Energy prices are a significant component of inflation indicators the world over. Some inflation indicators exclude volatile items, such as oil and gas. However, the energy market surge may have flow-on effects for other components in the inflation basket.

As oil, coal and liquefied natural gas continue to rocket higher, markets are asking “how long does ‘transitory’ last?” This question drove long end yields higher today. The US 30-year is at 2.14% (+0.045%) and 10-year is at 1.566% (+0.04%). This supported the US Dollar and drove USD/CAD higher.

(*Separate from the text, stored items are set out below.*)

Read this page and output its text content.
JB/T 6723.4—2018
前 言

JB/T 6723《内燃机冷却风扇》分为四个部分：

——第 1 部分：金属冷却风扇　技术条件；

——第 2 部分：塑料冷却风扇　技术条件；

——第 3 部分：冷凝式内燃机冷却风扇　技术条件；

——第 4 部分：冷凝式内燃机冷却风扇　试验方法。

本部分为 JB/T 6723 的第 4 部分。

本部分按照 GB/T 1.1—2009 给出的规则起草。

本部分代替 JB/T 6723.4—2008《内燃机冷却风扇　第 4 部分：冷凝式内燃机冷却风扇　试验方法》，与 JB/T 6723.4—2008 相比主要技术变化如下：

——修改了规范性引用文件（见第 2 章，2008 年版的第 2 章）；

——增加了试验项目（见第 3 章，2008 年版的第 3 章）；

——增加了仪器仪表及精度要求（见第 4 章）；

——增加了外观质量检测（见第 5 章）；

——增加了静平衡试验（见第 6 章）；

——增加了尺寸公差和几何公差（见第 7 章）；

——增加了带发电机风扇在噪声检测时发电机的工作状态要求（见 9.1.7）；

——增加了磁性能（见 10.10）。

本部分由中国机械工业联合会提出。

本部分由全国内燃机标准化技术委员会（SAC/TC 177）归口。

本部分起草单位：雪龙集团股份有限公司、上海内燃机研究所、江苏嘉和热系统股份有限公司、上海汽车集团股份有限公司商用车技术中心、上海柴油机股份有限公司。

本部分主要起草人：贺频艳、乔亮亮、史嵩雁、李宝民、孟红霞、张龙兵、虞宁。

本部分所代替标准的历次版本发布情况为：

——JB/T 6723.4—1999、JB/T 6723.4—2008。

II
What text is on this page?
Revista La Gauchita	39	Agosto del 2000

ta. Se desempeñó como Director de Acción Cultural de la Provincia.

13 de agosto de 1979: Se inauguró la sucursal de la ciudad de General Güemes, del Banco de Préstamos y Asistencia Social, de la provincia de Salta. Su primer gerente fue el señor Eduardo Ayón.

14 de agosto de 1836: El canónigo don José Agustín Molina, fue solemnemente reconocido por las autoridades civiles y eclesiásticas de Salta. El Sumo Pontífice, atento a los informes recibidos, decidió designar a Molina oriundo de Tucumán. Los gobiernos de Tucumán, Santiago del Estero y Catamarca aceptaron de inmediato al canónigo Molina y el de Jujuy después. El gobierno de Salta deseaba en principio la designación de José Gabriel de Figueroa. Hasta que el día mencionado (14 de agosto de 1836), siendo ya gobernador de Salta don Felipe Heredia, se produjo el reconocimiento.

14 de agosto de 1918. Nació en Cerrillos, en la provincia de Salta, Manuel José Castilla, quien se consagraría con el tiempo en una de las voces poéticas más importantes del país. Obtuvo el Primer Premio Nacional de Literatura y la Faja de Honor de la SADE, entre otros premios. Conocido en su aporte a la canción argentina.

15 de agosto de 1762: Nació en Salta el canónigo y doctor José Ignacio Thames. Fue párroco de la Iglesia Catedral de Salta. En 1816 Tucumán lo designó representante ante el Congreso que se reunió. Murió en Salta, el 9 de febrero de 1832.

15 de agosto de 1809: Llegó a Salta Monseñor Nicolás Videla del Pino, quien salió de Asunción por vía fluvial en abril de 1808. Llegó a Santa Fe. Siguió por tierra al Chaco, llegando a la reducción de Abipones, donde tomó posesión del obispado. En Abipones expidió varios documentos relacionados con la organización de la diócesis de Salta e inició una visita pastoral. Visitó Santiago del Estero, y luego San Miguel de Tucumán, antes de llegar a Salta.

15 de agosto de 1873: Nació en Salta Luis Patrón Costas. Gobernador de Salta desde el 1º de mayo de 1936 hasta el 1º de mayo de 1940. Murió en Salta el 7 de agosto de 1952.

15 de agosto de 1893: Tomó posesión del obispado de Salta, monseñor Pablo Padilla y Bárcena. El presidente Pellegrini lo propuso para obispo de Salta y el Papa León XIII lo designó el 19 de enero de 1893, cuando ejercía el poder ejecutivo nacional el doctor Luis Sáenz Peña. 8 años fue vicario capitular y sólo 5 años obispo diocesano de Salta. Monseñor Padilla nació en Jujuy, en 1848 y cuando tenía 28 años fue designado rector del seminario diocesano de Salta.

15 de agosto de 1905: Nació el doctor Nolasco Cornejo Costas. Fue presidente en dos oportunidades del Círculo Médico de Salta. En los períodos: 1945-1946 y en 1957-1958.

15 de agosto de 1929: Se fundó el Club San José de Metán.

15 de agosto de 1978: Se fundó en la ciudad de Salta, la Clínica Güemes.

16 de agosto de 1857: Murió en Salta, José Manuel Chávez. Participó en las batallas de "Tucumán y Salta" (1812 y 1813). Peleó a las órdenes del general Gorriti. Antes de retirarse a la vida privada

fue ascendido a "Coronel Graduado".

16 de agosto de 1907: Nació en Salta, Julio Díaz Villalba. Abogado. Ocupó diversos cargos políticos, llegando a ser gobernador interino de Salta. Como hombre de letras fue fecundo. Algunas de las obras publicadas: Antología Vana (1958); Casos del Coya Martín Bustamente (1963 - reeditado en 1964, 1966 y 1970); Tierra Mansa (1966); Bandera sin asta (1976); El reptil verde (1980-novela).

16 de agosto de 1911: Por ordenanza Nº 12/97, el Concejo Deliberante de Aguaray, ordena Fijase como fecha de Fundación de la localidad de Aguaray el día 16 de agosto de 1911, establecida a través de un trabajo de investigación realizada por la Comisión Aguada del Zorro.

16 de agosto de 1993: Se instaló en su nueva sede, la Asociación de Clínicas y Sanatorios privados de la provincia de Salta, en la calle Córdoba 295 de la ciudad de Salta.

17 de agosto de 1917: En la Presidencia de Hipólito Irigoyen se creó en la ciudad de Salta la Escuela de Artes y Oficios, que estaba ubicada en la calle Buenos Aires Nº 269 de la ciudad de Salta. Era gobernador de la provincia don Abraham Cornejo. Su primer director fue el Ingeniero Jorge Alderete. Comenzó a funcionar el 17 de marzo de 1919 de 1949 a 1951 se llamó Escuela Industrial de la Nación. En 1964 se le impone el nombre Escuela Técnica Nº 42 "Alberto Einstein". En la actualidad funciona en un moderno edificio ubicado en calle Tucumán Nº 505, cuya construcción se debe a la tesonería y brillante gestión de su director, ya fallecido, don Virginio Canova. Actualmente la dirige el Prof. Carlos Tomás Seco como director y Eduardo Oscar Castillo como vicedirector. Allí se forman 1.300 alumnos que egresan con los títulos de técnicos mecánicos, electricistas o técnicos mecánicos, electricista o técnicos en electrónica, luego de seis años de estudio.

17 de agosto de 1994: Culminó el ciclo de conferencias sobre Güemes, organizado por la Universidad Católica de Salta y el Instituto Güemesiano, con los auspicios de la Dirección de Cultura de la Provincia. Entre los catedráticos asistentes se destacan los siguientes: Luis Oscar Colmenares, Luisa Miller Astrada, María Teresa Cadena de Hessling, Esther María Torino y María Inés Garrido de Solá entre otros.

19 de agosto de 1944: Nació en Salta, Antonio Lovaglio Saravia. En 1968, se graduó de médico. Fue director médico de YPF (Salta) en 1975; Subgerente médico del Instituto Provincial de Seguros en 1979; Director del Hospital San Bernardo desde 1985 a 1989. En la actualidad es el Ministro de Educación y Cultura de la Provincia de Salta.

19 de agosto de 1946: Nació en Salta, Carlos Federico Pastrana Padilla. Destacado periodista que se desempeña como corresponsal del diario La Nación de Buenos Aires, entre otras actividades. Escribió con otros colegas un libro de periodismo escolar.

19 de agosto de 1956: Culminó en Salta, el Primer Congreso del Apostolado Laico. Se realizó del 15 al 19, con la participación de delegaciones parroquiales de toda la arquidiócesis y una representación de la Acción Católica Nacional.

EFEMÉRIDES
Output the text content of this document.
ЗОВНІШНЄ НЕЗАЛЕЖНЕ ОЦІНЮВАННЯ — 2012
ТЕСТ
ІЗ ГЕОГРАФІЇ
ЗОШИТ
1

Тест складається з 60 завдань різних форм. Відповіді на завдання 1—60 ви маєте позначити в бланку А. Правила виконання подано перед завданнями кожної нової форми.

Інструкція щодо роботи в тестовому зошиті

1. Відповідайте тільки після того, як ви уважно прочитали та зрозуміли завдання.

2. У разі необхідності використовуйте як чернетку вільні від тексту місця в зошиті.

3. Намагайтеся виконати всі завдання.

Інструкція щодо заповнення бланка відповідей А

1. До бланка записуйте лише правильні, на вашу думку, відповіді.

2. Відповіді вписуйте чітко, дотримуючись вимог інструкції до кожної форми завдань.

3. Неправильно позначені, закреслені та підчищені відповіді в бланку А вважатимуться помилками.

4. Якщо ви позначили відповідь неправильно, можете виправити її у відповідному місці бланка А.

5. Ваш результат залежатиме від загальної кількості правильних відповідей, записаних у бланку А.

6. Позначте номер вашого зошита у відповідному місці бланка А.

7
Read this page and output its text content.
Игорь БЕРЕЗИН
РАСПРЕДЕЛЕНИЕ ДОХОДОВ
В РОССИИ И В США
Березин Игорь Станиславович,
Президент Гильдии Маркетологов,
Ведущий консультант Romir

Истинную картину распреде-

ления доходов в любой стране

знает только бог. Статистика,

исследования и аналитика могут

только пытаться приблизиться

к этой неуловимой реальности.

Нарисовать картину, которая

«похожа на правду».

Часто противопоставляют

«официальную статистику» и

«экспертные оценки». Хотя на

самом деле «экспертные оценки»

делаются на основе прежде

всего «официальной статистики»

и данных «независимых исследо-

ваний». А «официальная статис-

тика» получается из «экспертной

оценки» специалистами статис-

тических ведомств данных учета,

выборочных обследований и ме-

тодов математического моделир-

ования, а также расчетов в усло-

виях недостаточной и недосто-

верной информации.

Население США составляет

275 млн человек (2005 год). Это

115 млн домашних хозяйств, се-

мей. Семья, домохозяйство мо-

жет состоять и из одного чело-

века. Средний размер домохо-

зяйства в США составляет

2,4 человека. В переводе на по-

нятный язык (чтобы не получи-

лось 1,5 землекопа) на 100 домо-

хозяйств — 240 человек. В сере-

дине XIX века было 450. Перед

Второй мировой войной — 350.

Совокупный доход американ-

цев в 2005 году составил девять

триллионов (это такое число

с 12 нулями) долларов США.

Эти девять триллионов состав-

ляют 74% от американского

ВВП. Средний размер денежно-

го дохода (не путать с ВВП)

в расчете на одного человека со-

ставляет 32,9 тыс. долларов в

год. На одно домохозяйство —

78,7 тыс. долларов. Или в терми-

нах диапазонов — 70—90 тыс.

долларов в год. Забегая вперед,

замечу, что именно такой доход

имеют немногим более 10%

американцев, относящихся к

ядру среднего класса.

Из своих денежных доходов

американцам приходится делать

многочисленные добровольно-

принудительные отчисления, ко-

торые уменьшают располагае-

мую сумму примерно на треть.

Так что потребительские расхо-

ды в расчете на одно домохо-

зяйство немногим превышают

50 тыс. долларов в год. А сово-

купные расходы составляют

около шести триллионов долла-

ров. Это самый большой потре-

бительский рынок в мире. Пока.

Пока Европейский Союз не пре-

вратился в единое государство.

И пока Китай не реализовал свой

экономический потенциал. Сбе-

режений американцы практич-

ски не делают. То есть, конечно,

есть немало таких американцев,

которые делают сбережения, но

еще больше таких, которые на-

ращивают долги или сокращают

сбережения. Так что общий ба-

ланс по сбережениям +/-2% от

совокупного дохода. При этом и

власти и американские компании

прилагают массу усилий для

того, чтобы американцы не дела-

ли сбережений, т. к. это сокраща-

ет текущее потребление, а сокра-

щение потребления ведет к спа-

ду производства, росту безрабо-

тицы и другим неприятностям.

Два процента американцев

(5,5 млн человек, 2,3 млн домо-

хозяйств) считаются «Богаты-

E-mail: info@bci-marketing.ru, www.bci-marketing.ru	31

If inflation remains higher for longer, long duration bets deteriorate from a risk-return perspective. In this environment, investors prefer to sell long bonds and move further down the yield curve toward cash.

US Democratic Senator Elizabeth Warren continued to express dismay about the performance of Federal Reserve Chairman Jerome Powell. His current term is due to expire in February and up until now it had been widely expected that he would be stamped with another one.

While Ms Warren’s focus was on the integrity of fellow Fed members, market participants might start to ask questions around what prolonged transitory inflation means for US economic prosperity.

The RBNZ raised the official cash rate (OCR) rates by 25 basis points to 0.50% today as domestic pressures forced their hand despite an uptick in Covid-19 cases. As USD moved higher on safe-haven buying, NZD went lower with AUD and to a lesser extent CAD and NOK, as the latter have significant oil exports.



USD/CAD has consolidated today after several session of making lower lows. A short-term Death Cross was made on the move lower when the 10-day simple moving average (SMA) crossed below the 21-day SMA.

Yesterday’s price action created a bullish Spinning Top. Resistance might be found at the previous highs of 1.27746, 1.28963 and 1.29492. On the downside, support could be provided at the previous lows of 1.24936 and 1.24225.